Pervasive Introduces SDK
A software development kit (SDK) is more often than not a necessity in today's world, as the financial health of many software vendors -- operating system and database vendors in particular -- is often directly correlated to their success in engendering application support for their respective platforms. With the announcement of the Pervasive.SQL SDK, Pervasive Software Inc. (Austin, Texas,
www.pervasive.com) hopes to give developers leveraging its Pervasive.SQL database a powerful rapid application development (RAD) tool.
According to Gary Allison, engineering product manager for the Pervasive.SQL SDK, the prevalence of Pervasive's Pervasive.SQL database in both small- and midsize companies, as well as at the departmental level in many enterprises, provided the original impetus for his company's development of a comprehensive SDK. "Pervasive is not only targeted at the small- and midsize businesses, but what we've also seen is that departments inside large enterprises tend to behave like small- and midsize businesses," Allison says. "They have a need for a zero administration database such as Pervasive.SQL, and so they'll turn to our product."
The Pervasive.SQL SDK comprises a number of RAD resources, including Pervasive's I*net Data Server, ActiveX controls, a pure Java API, and support for popular Windows development environments from both Microsoft Corp. and Inprise Corp. (Scotts Valley, Calif., www.inprise.com).
The incorporation of a number of resources makes the Pervasive.SQL SDK a robust development environment, says beta tester Davin Church, president of Creative Software Design, an independent software vendor based in Mesquite, Texas. "We were using two-version-old standalone code to write current network code," says Church, "and our job was made a lot easier because the SDK now includes the client workstation code in addition to the server code."

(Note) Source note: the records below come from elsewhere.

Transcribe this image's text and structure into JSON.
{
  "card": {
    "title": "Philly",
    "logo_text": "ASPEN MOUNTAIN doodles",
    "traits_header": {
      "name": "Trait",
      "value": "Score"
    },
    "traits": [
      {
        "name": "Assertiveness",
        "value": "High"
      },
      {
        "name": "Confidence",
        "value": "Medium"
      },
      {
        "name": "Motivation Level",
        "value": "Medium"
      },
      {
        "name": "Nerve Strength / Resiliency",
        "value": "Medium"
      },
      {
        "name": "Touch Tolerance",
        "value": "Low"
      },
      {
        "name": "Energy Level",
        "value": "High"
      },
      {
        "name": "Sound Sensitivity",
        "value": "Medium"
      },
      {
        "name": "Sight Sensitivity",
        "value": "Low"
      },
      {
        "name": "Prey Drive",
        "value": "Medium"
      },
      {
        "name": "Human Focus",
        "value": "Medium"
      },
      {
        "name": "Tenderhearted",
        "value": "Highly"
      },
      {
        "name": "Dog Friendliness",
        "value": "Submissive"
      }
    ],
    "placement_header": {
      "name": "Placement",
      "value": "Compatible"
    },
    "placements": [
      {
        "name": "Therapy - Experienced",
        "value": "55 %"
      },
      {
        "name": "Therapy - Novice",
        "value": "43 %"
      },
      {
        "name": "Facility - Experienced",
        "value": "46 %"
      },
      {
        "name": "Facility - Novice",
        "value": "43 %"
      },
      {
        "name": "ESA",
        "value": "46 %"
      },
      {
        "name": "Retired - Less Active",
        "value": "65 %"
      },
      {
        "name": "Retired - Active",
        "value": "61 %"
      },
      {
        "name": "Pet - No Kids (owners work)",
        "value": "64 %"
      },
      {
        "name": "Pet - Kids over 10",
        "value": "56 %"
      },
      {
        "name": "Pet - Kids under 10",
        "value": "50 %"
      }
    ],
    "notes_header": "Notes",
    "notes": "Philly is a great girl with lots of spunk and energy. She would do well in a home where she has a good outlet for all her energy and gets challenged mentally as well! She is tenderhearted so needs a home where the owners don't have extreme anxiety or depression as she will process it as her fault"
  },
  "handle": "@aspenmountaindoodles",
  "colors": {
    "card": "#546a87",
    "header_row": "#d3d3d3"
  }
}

Accordingly, the I*net Data Server utility that is included with the Pervasive.SQL SDK lets developers write Pervasive.SQL-based applications in several Windows development environments, including Visual Basic, Visual C++ and Java. Developers can code applications and run them as Web-based or Internet-based client/server solutions. The I*net Data Server provides a connection to Pervasive-based data over the Internet, intranets or extranets that allows developers to create single-user workstation or multiuser client/server applications.
The new Pervasive.SQL SDK also leverages ActiveX access to the Pervasive.SQL interface, which Pervasive's Allison says allows developers to write directly to the database from popular Delphi and Visual Basic environments. Because ActiveX components reduce the amount of code developers need to write to create packaged applications, Allison says that the Pervasive.SQL SDK offers advantages in performance over competing products. Performance is also augmented by the integration of the ActiveX controls with the native Pervasive.SQL API instead of ODBC. The Pervasive.SQL SDK includes a native Java Native Interface (JNI) and Java class libraries, as well.
As Pervasive's Allison maintains, the Pervasive.SQL SDK doesn't attempt to replace an enterprise developer's existing integrated development environment (IDE). "Our market is not to deliver an IDE; rather, our market is to play with all of the standard IDEs," Allison acknowledges. "We don't want to be in the IDE game, and we're not going to be able to compel people to change what their favorite IDE is, because they've grown their technical expertise around this IDE, and we don't want to."
Consequently, the Pervasive.SQL SDK offers support for most of the major IDEs available for the Win32, including Microsoft Visual Basic and Microsoft Visual C++; Borland Delphi, C++ Builder, JBuilder; and Symantec Visual Café. The SDK also supports C, C++, Java and Cobol programming languages.
Even though the Pervasive.SQL is designed to work with any number of development environments, Creative Software Design's Church says that it's the SDK's ability to interoperate with nearly any IDE that he finds most important. "I built my own [development] interface, which is something else that [the Pervasive.SQL SDK] lets you do," he explains. "If you want a specialty environment, you can build it yourself with very little problems. If you want to use one of the less popular languages that they don't already have interfaces built for, it works just as well for those, too."